SELECT * FROM games WHERE start <= NOW()

In Django this is munged into a horrific double-underscore variable name:

now=datetime.datetime.now()
Game.objects.filter(start__lte=now)

Two sets or more of double-underscores starts performing joins, I believe.

So Django's ORM is a bit unwieldy, but this should come as no surprise because I think many ORMs are like this. One that I have seen that avoid this is Joomla's, where you just hand off an SQL query to the ORM and it just populates objects from the results. Trying to construct complex queries in an object-oriented way is likely to be harder and less maintainably than just writing the SQL query, and so I think this is the best solution in general.

Django's ORM libraries handily integrate with other bits of the system, such as administration screens, meaning almost no work has to be done to make your database rows entirely editable, with configurable permissions, from the admin screen. This is a big win for Django. There's no way you could even contemplate this with, say, Zope, because the ZODB stores arbitrary objects and an admin screen would have to deal with, basically, all of Python.

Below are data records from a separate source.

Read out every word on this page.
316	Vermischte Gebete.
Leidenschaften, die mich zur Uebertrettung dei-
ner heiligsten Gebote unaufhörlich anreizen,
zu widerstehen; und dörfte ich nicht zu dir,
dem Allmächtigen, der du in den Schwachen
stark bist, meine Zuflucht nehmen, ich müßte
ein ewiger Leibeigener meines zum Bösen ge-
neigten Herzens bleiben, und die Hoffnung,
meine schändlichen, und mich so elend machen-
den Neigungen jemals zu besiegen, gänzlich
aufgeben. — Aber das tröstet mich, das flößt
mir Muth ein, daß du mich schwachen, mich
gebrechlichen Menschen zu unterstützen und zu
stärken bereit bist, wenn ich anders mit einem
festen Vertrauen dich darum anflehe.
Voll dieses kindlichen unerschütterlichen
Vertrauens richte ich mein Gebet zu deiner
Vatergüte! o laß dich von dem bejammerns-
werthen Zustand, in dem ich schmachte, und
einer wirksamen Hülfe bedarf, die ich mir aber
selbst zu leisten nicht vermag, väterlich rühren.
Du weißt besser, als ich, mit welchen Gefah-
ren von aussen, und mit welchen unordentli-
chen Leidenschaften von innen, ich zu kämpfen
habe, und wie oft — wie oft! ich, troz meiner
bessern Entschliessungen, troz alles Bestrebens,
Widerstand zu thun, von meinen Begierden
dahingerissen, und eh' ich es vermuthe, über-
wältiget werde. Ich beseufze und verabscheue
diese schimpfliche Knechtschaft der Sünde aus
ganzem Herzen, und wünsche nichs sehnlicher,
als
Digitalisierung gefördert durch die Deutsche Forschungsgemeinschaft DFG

The annoyances I've found later on in the development of Django is that it's not intuitive. There's a vast wealth of features, and you have to keep looking at the documentation to find them all. There is a lot of magic involved. This is Python's fault, really. Magic is easy to do in Python, and a lot of developers won't have any issues with jumping in and creating magic for ever situation. This means that there is much less code to be written for performing many tasks, but magic has drawbacks. Developers have to understand what the magic is doing for them. In languages where magic is hard, developers can read the code and know, with very little context, exactly what it will do and why. With magic, the object model and even elements of the language can be warped. I'd agree that magic is good for an ORM: it should mean that you can get an object that magically persists. You don't need to know what's going on to make it persist. However, Django goes way too far with the magic. Admin screens are driven by magic variables. The URL configuration is slightly magical. I think permissions are almost entirely magical but I haven't got into that yet.

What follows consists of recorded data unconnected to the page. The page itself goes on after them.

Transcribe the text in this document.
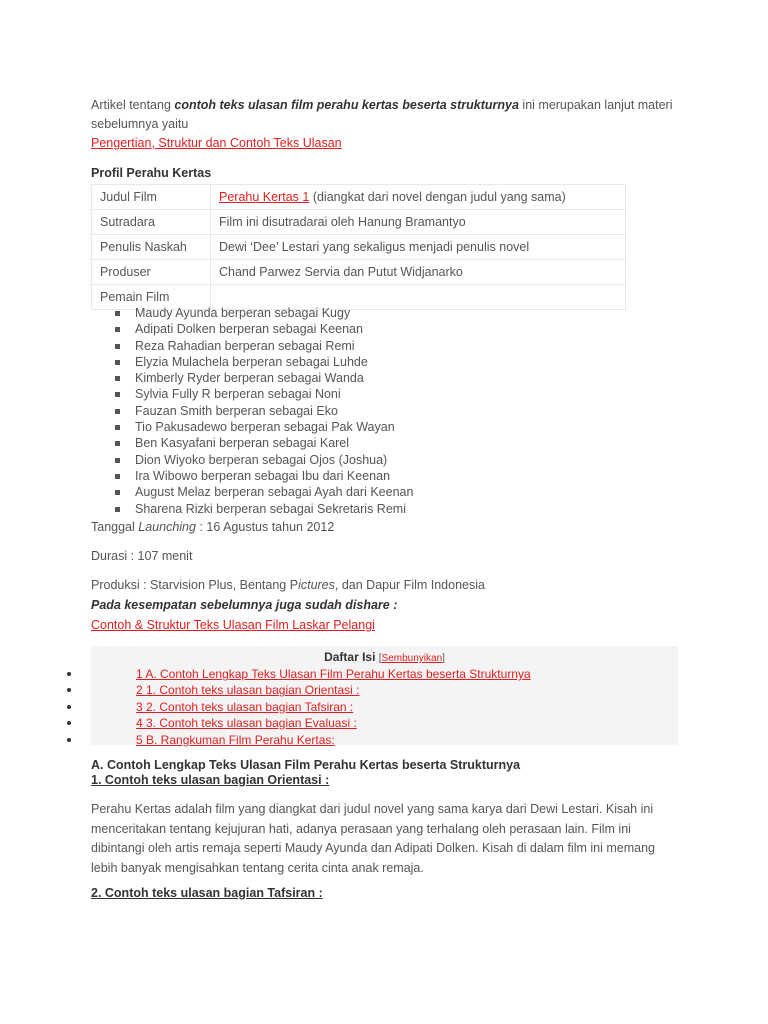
Artikel tentang contoh teks ulasan film perahu kertas beserta strukturnya ini merupakan lanjut materi sebelumnya yaitu
Pengertian, Struktur dan Contoh Teks Ulasan
Profil Perahu Kertas
Judul Film	Perahu Kertas 1 (diangkat dari novel dengan judul yang sama)
Sutradara	Film ini disutradarai oleh Hanung Bramantyo
Penulis Naskah	Dewi ‘Dee’ Lestari yang sekaligus menjadi penulis novel
Produser	Chand Parwez Servia dan Putut Widjanarko
Pemain Film	
Maudy Ayunda berperan sebagai Kugy
Adipati Dolken berperan sebagai Keenan
Reza Rahadian berperan sebagai Remi
Elyzia Mulachela berperan sebagai Luhde
Kimberly Ryder berperan sebagai Wanda
Sylvia Fully R berperan sebagai Noni
Fauzan Smith berperan sebagai Eko
Tio Pakusadewo berperan sebagai Pak Wayan
Ben Kasyafani berperan sebagai Karel
Dion Wiyoko berperan sebagai Ojos (Joshua)
Ira Wibowo berperan sebagai Ibu dari Keenan
August Melaz berperan sebagai Ayah dari Keenan
Sharena Rizki berperan sebagai Sekretaris Remi
Tanggal Launching : 16 Agustus tahun 2012
Durasi : 107 menit
Produksi : Starvision Plus, Bentang Pictures, dan Dapur Film Indonesia
Pada kesempatan sebelumnya juga sudah dishare :
Contoh & Struktur Teks Ulasan Film Laskar Pelangi
Daftar Isi [Sembunyikan]
1 A. Contoh Lengkap Teks Ulasan Film Perahu Kertas beserta Strukturnya
2 1. Contoh teks ulasan bagian Orientasi :
3 2. Contoh teks ulasan bagian Tafsiran :
4 3. Contoh teks ulasan bagian Evaluasi :
5 B. Rangkuman Film Perahu Kertas:
A. Contoh Lengkap Teks Ulasan Film Perahu Kertas beserta Strukturnya
1. Contoh teks ulasan bagian Orientasi :
Perahu Kertas adalah film yang diangkat dari judul novel yang sama karya dari Dewi Lestari. Kisah ini menceritakan tentang kejujuran hati, adanya perasaan yang terhalang oleh perasaan lain. Film ini dibintangi oleh artis remaja seperti Maudy Ayunda dan Adipati Dolken. Kisah di dalam film ini memang lebih banyak mengisahkan tentang cerita cinta anak remaja.
2. Contoh teks ulasan bagian Tafsiran :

Then there's the templating language. There is a much-vaunted feature called template inheritance (according to the documentation "the real power of Django templates". In practice this doesn't do anything more than allowing you to stuff some chunk of content into another template. The only situation this appears to be useful is in stuffing the main content of your page into a layout. Woo. It doesn't allow you to do really useful things, like calling templates that create generic page elements with arbitrary content. At least, without creating an inheritance tree of dozens of little template element files in a manner that is likely to be quite unmaintainable. Templates can read Python variables and attributes of Python objects that are passed to them. They can apply "filters" which are written in the core Python code. They can't do anything else, like even computing simple expressions. This is annoying; few other templating languages are so restricted.

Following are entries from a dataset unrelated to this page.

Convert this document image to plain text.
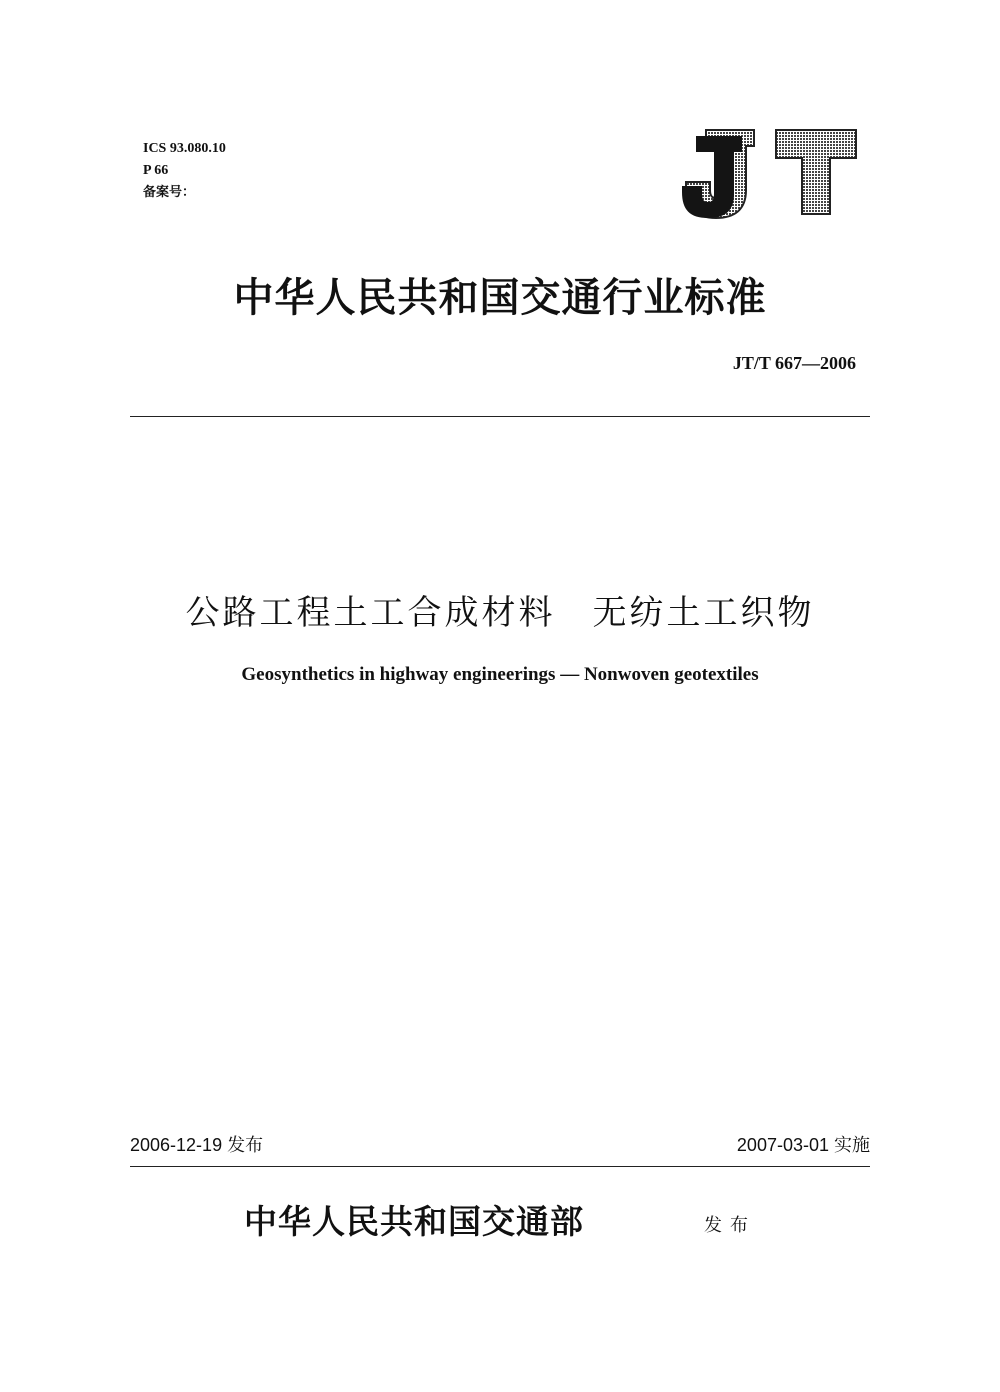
ICS 93.080.10
P 66
备案号：
中华人民共和国交通行业标准
JT/T 667—2006
公路工程土工合成材料　无纺土工织物
Geosynthetics in highway engineerings — Nonwoven geotextiles
2006-12-19 发布	2007-03-01 实施
中华人民共和国交通部	发布
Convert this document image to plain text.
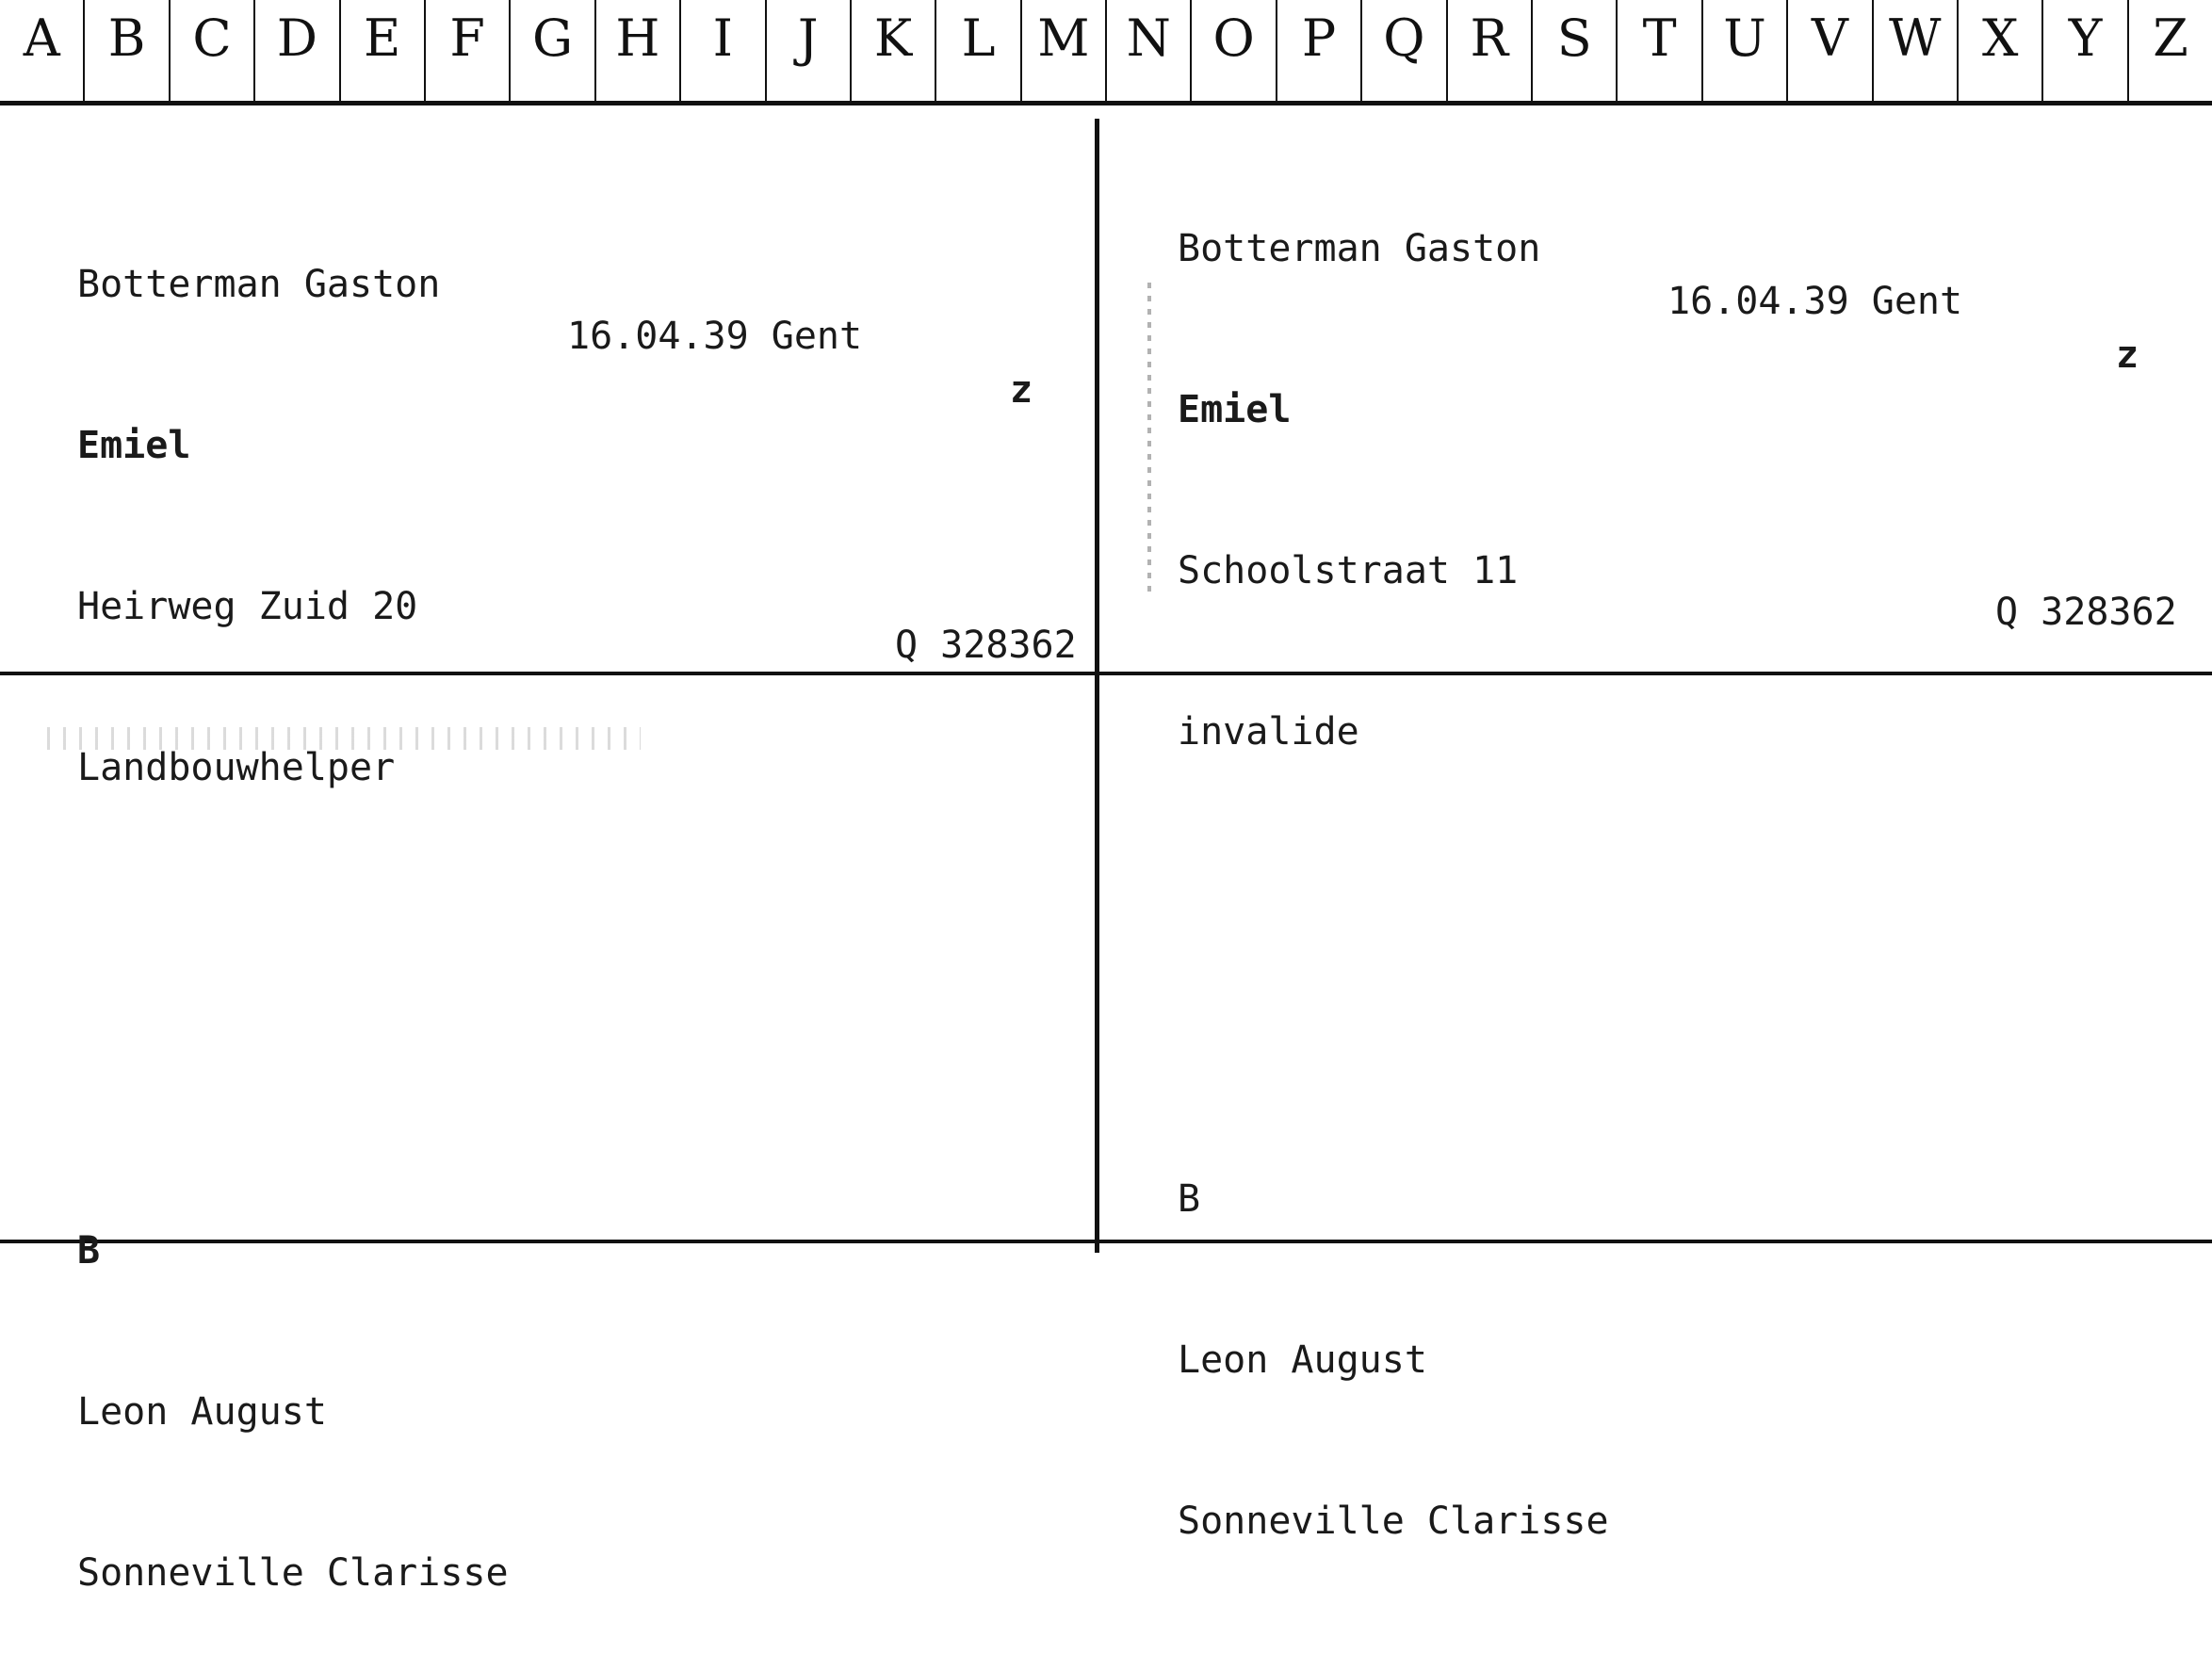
A B C D E F G H	I	J	K L M N O P Q R S T U V W X Y Z

Botterman Gaston

Emiel

Heirweg Zuid 20

Landbouwhelper

B

Leon August

Sonneville Clarisse

16.04.39 Gent

z

Q 328362

Botterman Gaston

Emiel

Schoolstraat 11

invalide

B

Leon August

Sonneville Clarisse

16.04.39 Gent

z

Q 328362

In future it's likely that I'll write a Django middleware to do XSL transformation. Then I won't need Django's templating. This doesn't sound like it will be too hard.

I'm currently trying to solve a problem with User authentication. I have a function, tickets_remaining() which I wanted to add to the User authentication class. But I can't do this. I need to create a separate Profile model and retrieve this instead.

So Django: on the whole, I'm impressed with it. The design is easy, extensible, and fast to get going with, but there are some caveats with the API and particularly the templating.